Ever since English lost the second person singular "thou," it has relied on the
pronoun "you" to act as both singular and plural. Since then, English speakers
have consistently improvised ways to avoid ambiguity in the second-person
plural: in the Northeast, "youse" or "youse guys"; around Pittsburgh, "yunz" or
"yinz," a contraction of "you-ones"; in the South, "y'all," a contraction (or
"fusion," as Bailey and Tillery call it) of "you-all"; and finally "you guys,"
if not quite a national standard, the media standard.

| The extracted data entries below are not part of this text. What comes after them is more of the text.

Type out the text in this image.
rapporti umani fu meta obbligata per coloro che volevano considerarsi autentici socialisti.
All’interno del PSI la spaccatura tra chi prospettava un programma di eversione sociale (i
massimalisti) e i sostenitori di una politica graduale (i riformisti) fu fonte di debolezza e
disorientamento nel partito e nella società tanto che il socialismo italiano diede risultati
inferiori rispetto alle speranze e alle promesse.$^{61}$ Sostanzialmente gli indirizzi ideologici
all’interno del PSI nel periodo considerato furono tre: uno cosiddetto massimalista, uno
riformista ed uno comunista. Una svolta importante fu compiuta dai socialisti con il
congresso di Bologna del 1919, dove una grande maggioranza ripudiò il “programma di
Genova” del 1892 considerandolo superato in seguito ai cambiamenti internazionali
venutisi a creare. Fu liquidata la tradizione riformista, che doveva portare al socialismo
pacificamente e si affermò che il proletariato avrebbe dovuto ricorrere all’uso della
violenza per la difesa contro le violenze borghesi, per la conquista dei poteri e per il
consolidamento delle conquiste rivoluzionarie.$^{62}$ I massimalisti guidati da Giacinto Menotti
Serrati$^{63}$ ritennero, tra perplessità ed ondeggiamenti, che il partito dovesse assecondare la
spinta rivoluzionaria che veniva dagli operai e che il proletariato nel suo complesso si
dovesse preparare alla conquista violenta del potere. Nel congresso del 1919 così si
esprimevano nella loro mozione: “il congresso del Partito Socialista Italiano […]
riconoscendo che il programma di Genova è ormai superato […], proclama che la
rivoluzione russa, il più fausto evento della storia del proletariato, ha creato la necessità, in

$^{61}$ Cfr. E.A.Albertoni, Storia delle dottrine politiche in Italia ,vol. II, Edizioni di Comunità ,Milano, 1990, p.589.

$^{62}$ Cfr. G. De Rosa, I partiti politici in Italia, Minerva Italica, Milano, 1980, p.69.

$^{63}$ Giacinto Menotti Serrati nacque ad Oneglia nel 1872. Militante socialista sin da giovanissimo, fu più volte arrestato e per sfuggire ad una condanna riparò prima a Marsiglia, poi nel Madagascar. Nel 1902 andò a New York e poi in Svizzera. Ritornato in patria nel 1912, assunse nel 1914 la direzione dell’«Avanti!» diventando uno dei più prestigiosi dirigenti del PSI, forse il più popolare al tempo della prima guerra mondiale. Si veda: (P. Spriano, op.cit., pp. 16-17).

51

But "you guys" feels awkward to certain segments of the population, says Joan
Houston Hall, chief editor of the Dictionary of American Regional English.
A term that gained popularity in the 1960s, it still sounds inappropriately
familiar to some elderly ears, she says, and some women are uncomfortable with
the masculine gender implied by "guys." "Y'all" elegantly resolves all of these
concerns.
Others argue that "y'all" is spreading for a much simpler reason: Both
culturally and numerically, the South is on the rise.
"The rise of all these Inland Southern cultural manifestations to national
prominence is also due in part to the population shift toward the Sunbelt," said
John G. Fought, an independent linguist and scholar.
During the 20th century, the major Northern dialect groups lost about 20 percent
of their national share, he says, while the Southern and Western dialect groups
gained 20 percent. In fact, the South - stretching from Maryland to Texas, as
defined by the census - now contains more than a third of the nation's total
population. Partly because of the Sunbelt's population explosion, Fought says,
Inland Southern has become the dominant dialect of the military services (except
perhaps the Navy), and of such cultural manifestations as NASCAR and country
music.
But more important, "y'all" is standard in what linguists call African-American
Vernacular English (AAVE), the lingua franca of rap and hip-hop. Since 2000,
rap/hip-hop has outsold country music to become the nation's second-bestselling
genre after rock, according to the Recording Industry Association of America.
Hip-hop, and by extension AAVE, is likely to be just as responsible for the
spread of y'all and other Southernisms as country music, says Aaron Fox,
director of Columbia University's Center for Ethnomusicology. Besides, "country
music is hardly steeped in Southern dialectal features these days," Fox, author
of Real Country: Music and Language in Working-Class Culture, wrote in an
e-mail message.
Indeed, Cecilia Cutler, a visiting professor of linguistics at the State
University of New York at Stony Brook, has heard "y'all" used frequently by
white New York hip-hoppers whom she studied for her doctoral dissertation.
"I myself occasionally use 'y'all' even though I'm not from the South," she said
in an e-mail message. "It fills a gap."
But some linguists see other trends at work. In fact, linguist Christopher
Montgomery of the University of South Carolina thinks that among
college-educated Southerners, "you guys" is gaining currency.
It's "relatively new and sort of voguish and maybe even chummy," he said.
And although Northerners moving to the South readily adopt 'y'all,' says Ron
Butters, a linguistics professor at Duke University, he thinks "you guys" still
reigns supreme in the North.
"I never had a New York taxi driver say 'y'all' to me," he said.